I read some of Shanks and Tilley’s book when I was revising for the exam, and they argue for a chapter or so about how artefacts should be presented in museums, that they should be tied in more with a social narrative and so on (where they do have a point, depending of course on the purpose of the museum), but how would these things be preserved, especially delicate organic remains, if it wasn’t for scientific preservation methods? Like supercritical drying, to name one really cool one, used to stop wood from shipwrecks shrinking and distorting as it dries. I COULD GO ON.

But instead I will go back to the financial argument. Scientific developments have cost millions of pounds, sure, but how much money have they saved? Newly developed techniques may be expensive, but the great thing about technology – it gets cheaper as it gets better. I keep being told that field archaeology is all about budgeting your money so you can get the most out of the evidence you find.
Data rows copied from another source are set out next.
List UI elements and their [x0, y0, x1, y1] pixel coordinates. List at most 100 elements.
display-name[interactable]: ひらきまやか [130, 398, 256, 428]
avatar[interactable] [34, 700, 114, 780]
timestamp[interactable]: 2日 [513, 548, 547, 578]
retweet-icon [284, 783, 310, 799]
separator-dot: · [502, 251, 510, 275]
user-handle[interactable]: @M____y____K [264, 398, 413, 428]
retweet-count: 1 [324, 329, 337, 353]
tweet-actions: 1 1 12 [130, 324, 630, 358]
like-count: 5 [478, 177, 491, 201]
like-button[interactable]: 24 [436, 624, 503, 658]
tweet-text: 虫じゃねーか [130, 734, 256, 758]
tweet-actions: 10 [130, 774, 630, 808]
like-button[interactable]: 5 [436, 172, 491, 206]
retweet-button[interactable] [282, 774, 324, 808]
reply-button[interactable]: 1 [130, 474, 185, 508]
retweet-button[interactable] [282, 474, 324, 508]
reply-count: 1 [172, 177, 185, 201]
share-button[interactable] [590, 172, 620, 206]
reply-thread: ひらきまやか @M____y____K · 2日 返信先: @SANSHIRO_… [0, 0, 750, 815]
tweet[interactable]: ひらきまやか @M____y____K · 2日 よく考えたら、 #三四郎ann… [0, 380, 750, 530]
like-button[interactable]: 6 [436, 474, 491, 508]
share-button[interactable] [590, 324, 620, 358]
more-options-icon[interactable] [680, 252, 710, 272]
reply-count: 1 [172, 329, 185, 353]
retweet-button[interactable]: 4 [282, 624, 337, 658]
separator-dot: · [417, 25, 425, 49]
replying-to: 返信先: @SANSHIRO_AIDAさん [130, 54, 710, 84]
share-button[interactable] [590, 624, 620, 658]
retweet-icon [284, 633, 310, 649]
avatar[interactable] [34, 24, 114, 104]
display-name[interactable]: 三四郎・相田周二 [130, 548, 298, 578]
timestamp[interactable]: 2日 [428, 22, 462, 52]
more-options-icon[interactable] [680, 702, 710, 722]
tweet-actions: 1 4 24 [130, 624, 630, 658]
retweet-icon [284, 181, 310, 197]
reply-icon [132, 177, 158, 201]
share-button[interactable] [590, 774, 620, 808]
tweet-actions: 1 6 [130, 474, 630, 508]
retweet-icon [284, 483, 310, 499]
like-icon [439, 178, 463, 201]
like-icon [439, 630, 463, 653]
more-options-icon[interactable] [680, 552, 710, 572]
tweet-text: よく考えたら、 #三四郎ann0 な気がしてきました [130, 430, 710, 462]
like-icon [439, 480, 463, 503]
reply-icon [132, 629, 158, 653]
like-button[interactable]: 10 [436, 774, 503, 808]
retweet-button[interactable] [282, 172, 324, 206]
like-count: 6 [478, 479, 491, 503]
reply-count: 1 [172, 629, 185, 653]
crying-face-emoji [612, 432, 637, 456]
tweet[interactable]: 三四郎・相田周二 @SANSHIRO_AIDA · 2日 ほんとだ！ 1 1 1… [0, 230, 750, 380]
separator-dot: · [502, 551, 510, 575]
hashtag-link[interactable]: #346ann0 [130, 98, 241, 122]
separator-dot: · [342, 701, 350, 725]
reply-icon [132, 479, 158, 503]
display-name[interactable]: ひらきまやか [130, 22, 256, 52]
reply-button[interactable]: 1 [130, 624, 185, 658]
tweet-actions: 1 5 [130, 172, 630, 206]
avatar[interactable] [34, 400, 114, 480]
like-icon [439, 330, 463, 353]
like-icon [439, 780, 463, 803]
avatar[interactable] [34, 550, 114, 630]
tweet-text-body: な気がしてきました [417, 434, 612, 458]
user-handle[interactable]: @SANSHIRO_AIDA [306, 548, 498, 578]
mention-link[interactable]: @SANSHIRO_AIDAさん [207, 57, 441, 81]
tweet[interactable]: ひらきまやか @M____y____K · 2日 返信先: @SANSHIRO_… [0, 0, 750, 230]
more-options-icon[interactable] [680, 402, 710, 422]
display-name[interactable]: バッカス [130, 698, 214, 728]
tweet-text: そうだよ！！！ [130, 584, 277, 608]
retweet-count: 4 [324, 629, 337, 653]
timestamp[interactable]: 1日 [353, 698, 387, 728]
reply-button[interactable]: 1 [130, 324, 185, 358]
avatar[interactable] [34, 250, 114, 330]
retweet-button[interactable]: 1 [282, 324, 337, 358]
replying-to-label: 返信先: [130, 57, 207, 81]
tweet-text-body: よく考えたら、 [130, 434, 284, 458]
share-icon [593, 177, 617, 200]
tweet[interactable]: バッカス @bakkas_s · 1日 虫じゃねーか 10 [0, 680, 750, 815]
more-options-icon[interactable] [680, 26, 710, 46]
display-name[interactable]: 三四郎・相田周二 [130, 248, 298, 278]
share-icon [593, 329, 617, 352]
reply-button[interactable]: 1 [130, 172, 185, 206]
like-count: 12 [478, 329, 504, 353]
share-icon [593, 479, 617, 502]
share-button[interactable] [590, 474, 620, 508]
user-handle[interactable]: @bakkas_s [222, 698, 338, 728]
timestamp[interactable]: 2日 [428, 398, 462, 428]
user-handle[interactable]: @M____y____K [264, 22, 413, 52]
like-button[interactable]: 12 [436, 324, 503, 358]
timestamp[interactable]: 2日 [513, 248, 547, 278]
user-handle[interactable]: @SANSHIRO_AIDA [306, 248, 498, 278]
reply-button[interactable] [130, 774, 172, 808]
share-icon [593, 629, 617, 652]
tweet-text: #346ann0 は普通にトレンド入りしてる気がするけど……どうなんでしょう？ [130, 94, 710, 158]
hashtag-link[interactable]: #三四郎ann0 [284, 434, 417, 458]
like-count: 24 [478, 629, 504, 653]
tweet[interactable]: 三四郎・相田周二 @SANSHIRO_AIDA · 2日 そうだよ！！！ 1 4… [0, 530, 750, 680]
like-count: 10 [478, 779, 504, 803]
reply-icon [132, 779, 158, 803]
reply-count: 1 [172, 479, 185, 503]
Magnetometers are still fairly expensive pieces of equipment now, but they must have been much more expensive in the ’60s. (I tried to find information about magnetometer prices, but seriously, where would you find these things?)

I can’t imagine what archaeology would be like if everyone argued about theory and ignored scientific developments. It would be utterly pointless and depressing, and I don’t think I’d want to be a part of it. I’m studying this discipline to find out things about the past, to get as close to the facts as possible. And unfortunately, that’s a bit more expensive than sitting around arguing and patronising Native Americans.

 


* I’m refering to a quote from this article which one of my professors used in an AMT lecture:

“[Sokal] gave as his example an archaeologist who asserted that there was no incompatibility between the position of scientists who had evidence that Native Americans came to North America across the Bering Strait more than ten thousand years ago and the position of Indians who believed that their ancestors arose, fully formed, from a subterranean world, and asked which one was true. His question seemed entirely reasonable, at least until the postmodernists in the audience began to pick it apart.
“On whose authority should we be forced to ask your question?” someone at the back asked Sokal….
“I don’t understand,” Sokal responded, a little exasperated. “These are two theories that are mutually contradictory”.
“Oh no,” someone else chimed in. “The question is, Should the question be answered?”
Sokal was on unfamiliar ground now, and things were getting worse, because just then [anthropologist] Andrew Ross [asked]… “Why would you choose a question that would put on trial Native Americans?” he said, seizing the upper hand. “Why, then, in a polarizing way, are we asked to decide this question?”